Ticaret mahkemeleri sadece ticari davalar bakımından görevlidirler. Ticari davalar mutlak ticari davalar, nispi ticari davalar ve yalnızca bir ticari işletmeyle ilgili olmasına rağmen ticari nitelikte kabul edilen davalar olmak üzere üç gruba ayrılmaktadır. Birici gurupta mutlak ticari davalar yer alır. Mutlak ticari davalar, tarafların tacir olup olmadığına ve işin bir ticari işletmeyi ilgilendirip ilgilendirmediğine bakılmaksızın ticari sayılan davalardır. Mutlak ticari davalar, TTK’nın 4. maddesinde ve diğer bazı kanunların ilgili hükümlerinde açıkça gösterilmiştir. İkinci gurupta, nispi diğer ticari davalar yer almakta olup nispi ticari davalar, her iki tarafın tacir olduğu ve işin de tarafların ticari işletmesi ile ilgili olması halinde ticari nitelikte sayılan davalardır. Bir davanın nispi ticari dava sayılabilmesi için hem her iki tarafın ticari işletmesini ilgilendirmesi hem de iki tarafın tacir olması gerekir. Üçüncü grup ticari davalar ise yalnızca bir tarafın ticari işletmesini ilgilendiren havale, vedia ve fikri haklara ilişkin davalardır. Bu gruptaki davaların ticari nitelikte sayılması için yalnızca bir yanın ticari işletmesi ile ilgili olması yeterli görülmüştür.

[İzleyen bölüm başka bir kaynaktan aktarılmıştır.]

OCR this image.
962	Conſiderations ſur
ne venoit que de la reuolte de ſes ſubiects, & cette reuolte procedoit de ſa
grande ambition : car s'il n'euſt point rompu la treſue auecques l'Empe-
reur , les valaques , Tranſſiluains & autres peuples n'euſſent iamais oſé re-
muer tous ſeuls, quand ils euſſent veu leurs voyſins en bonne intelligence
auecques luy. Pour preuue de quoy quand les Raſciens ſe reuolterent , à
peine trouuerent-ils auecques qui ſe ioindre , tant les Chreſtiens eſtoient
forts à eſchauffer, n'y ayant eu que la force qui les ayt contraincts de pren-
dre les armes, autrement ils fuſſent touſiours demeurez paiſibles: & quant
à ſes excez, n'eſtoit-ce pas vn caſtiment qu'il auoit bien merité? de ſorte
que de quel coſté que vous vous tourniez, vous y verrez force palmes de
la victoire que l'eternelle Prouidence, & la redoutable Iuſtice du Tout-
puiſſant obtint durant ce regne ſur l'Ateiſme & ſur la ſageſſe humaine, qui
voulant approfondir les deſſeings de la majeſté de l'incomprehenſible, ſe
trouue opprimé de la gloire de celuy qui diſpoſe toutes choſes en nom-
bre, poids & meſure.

Bu hukuki açıklamalar ışığında somut olaya bakıldığında; davanın ticari bir dava olarak değerlendirilmesi mümkün değildir. Çünkü, davacı şirket olup tacir sıfatını haiz ve ticari işletmesini ilgilendiren bir dava söz konusu ise de; davalı taraf olan … tacir sıfatını taşımamaktadır. İlgili kurumlara yazılan müzekkerelere verilen cevabi yazılarda; davalının tacir olarak değerlendirilmesini gerektiren herhangi bir bilgiye yer verilmemiştir. Aksine, yukarıda ayrıntıları yazılı Ankara Ticaret Odası ve Dikimevi Vergi Dairesi’nin yazı cevaplarından davalının esnaf olduğu anlaşılmaktadır. Sadece davacının tacir olması ve işin davacının ticari işletmesi ile ilgili olması davayı ticari hale getirmeyeceği gibi Asliye Ticaret Mahkemesini de görevli hale getirmez. Kaçak elektrik kullanıldığı iddia edilen yerin, esnaf işletmesi/ticarethane olması yani davalının tüketici sıfatını haiz olmaması sebebiyle Tüketici Mahkemesi’nin görevli sayılması mümkün değildir. Görevli mahkeme, kaçak elektrik kullanıldığı iddia edilen yerin esnaf işletmesi olması sebebiyle Asliye Hukuk Mahkemesi’dir. Davanın görevli mahkemede görülmesine ilişkin dava şartı kamu düzenine ilişkin olup her aşamada resen gözetilmesi gerektiğinden aşağıdaki şekilde görevsizlik kararı vermek gerekmiştir.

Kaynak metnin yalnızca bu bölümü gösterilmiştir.